Siemens also offers processing industries radio-based products, says Kurt Polzer, who is responsible for the development of the wireless field device business at Siemens Industry. “On the one hand,” he says, “switching to radio technology poses risks for an industrial company. For example, if the controller technology fails at a plate glass factory, 1,000 tons of glass can cool down in the melt furnace. But there are also advantages — and you can avoid problems by simply equipping the facility with additional radio sensors. This reduces maintenance costs and increases productivity and production quality.”

Sollacher uses a test network in his lab to study how self-organizing networks function. The network contains up to 80 nodes for measuring temperature, brightness, and humidity. They measure distances to their neighbors in order to pinpoint their own positions, autonomously assign radio channels, and regularly synchronize their internal clocks. They also interpret data — for example, they can determine mean temperatures.

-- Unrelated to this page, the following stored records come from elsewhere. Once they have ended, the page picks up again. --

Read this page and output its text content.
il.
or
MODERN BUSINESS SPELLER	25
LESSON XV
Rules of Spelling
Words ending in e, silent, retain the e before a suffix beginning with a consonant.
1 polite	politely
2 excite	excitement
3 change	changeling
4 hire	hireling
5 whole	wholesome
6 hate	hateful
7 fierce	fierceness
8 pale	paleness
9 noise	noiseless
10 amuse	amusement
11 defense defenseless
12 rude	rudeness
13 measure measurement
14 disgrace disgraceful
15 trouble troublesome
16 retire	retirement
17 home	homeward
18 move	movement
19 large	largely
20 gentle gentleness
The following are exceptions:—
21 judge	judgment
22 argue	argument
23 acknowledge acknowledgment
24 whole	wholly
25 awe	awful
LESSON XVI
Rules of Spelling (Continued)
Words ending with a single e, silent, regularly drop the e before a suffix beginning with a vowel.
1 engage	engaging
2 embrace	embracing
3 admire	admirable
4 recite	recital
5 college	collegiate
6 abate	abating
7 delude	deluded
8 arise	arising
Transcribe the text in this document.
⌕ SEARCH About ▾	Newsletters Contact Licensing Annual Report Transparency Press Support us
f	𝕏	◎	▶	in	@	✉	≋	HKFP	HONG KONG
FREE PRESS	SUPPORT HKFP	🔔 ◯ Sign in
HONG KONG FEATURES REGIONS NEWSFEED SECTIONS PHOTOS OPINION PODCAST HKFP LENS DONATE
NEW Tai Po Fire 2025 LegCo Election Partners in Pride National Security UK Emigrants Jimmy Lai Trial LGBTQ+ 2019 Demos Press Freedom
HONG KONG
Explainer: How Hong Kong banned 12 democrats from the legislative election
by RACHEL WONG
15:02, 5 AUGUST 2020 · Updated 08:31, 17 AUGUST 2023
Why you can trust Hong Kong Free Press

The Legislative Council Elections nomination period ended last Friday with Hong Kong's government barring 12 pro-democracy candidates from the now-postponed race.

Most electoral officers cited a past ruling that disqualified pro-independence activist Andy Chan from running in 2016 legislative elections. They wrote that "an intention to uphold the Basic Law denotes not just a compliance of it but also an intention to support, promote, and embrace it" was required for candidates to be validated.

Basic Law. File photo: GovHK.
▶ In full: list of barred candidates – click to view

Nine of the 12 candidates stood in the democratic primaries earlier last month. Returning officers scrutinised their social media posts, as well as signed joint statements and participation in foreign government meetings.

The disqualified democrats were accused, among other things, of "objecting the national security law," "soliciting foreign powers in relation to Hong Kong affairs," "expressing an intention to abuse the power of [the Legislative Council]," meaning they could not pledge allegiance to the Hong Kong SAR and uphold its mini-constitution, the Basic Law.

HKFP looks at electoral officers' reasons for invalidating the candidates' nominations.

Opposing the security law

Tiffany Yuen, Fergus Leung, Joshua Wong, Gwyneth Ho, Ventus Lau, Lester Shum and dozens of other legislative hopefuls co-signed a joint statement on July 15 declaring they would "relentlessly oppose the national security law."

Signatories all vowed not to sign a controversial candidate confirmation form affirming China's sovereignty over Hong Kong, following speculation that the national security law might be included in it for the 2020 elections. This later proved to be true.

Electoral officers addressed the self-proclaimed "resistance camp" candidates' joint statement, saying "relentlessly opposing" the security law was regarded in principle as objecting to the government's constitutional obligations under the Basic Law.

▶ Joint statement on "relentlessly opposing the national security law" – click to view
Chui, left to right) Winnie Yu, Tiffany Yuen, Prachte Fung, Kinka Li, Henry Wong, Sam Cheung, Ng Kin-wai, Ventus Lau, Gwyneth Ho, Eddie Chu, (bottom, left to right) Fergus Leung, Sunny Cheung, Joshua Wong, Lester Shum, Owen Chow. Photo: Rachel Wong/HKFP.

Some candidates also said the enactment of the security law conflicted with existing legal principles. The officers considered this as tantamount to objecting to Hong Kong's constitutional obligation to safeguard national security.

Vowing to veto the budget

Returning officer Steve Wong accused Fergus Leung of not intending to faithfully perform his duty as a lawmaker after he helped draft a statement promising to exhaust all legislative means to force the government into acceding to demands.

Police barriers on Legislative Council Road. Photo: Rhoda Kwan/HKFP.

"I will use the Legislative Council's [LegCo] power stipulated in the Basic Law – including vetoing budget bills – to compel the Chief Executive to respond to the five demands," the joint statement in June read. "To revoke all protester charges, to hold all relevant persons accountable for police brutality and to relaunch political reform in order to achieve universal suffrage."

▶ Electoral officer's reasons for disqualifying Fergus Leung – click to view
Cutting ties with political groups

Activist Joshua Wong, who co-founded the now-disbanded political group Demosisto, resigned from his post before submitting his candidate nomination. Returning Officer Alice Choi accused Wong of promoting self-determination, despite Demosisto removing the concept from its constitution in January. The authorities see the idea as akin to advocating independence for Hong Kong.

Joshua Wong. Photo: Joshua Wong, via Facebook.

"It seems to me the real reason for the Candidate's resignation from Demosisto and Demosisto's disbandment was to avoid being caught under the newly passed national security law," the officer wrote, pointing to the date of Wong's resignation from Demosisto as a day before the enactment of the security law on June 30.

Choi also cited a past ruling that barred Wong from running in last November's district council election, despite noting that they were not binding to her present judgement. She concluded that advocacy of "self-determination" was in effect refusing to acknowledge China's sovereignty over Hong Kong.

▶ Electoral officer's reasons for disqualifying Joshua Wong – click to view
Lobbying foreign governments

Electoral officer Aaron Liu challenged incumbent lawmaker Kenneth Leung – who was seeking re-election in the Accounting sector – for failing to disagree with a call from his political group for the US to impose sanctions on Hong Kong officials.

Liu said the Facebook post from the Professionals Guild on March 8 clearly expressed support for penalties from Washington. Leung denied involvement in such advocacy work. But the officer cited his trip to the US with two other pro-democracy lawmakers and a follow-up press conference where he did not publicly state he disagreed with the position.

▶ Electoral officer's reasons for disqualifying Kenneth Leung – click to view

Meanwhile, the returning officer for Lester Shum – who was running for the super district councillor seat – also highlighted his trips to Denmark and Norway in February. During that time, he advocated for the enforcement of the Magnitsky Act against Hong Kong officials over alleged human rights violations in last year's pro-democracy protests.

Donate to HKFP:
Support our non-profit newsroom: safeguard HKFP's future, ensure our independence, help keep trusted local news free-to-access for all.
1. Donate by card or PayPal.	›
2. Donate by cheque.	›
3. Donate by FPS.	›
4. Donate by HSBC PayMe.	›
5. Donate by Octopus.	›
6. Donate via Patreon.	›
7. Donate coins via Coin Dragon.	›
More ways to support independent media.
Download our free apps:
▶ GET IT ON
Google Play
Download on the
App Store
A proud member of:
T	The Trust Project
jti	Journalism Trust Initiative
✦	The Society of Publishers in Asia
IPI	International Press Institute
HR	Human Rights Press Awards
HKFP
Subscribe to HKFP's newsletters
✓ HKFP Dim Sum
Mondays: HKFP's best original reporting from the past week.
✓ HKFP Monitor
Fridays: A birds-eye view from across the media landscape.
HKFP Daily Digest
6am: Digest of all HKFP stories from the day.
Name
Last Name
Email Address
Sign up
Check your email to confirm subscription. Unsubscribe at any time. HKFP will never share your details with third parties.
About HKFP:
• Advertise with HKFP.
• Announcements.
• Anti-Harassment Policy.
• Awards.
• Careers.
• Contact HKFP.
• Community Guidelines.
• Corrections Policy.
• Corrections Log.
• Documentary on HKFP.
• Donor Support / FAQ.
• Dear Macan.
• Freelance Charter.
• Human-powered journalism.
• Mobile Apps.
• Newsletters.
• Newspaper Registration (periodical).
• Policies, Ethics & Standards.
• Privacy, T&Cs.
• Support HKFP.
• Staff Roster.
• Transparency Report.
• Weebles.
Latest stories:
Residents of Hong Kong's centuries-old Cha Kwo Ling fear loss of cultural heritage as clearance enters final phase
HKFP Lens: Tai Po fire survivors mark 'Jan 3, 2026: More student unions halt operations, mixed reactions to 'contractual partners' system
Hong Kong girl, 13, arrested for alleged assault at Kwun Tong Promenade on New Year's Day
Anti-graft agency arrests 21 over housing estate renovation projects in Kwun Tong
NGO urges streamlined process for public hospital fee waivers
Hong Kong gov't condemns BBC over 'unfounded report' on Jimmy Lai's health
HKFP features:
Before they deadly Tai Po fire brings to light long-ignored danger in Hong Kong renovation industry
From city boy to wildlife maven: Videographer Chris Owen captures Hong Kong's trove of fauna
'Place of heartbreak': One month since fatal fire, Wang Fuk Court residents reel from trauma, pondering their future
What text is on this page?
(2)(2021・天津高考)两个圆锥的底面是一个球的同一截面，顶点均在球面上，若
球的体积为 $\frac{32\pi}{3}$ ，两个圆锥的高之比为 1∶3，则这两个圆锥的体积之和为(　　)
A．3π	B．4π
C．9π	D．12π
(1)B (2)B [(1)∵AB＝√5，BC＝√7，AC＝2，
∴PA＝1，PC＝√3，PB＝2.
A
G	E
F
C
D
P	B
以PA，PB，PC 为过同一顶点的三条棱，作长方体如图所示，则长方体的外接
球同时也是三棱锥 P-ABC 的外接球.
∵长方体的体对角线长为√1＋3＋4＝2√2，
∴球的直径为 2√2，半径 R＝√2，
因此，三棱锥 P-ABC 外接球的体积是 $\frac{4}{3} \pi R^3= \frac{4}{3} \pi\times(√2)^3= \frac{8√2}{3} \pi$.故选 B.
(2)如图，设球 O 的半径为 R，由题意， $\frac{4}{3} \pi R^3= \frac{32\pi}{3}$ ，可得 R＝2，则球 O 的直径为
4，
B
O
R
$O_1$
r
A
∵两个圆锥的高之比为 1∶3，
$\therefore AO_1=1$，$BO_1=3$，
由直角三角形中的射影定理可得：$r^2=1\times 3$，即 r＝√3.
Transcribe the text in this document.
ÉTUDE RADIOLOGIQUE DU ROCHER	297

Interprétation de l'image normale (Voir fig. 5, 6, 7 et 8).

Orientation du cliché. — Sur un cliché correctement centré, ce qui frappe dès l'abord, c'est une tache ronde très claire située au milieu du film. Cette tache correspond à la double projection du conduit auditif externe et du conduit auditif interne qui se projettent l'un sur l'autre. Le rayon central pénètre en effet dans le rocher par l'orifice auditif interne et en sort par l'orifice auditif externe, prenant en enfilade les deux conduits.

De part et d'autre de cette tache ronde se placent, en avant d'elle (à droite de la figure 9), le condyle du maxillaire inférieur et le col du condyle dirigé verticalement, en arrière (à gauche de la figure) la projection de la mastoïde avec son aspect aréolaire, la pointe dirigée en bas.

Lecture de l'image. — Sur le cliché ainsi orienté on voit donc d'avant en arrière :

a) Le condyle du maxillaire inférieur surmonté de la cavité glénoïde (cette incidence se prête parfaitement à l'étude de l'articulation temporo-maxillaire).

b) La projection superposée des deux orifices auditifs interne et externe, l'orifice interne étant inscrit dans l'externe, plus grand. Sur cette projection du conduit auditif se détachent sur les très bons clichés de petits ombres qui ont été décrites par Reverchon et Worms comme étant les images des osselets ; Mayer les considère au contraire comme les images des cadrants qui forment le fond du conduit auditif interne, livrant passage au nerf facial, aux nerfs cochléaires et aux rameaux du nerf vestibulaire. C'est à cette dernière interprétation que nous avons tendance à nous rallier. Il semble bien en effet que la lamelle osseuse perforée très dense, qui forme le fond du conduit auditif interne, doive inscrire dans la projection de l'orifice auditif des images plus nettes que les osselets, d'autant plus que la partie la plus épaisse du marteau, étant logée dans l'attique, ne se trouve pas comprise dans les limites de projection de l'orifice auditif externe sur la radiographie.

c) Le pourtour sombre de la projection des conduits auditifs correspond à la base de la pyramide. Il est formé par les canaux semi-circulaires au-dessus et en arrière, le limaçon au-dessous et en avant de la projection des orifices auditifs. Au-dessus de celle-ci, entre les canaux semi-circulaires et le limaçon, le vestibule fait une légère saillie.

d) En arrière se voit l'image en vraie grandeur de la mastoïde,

They do this by comparing their measurements with those of their neighbors and then using the data to estimate an average value for the overall system. This value even includes measurements made by nodes unknown to them. By exchanging these estimates with their neighbors, they are thus able to quickly calculate the correct mean temperature, which can then be called up from any sensor node.

The network uses a similar process to identify simple patterns — for example, the combination of different measurement values. Sollacher describes the procedure as follows: “Imagine a refrigerated container that is being monitored by temperature, humidity, and door sensors. If the door is closed, the temperature and humidity should be within a certain range. If it’s open, these limits will probably be exceeded.” Each sensor node utilizes predefined ranges, and then uses its actual readings to calculate if all system parameters are within those ranges. Nodes exchange their estimates and the network calculates iteratively whether or not the system as a whole is operating properly. Such functions are crucial for industrial monitoring systems that utilize a large number of sensors.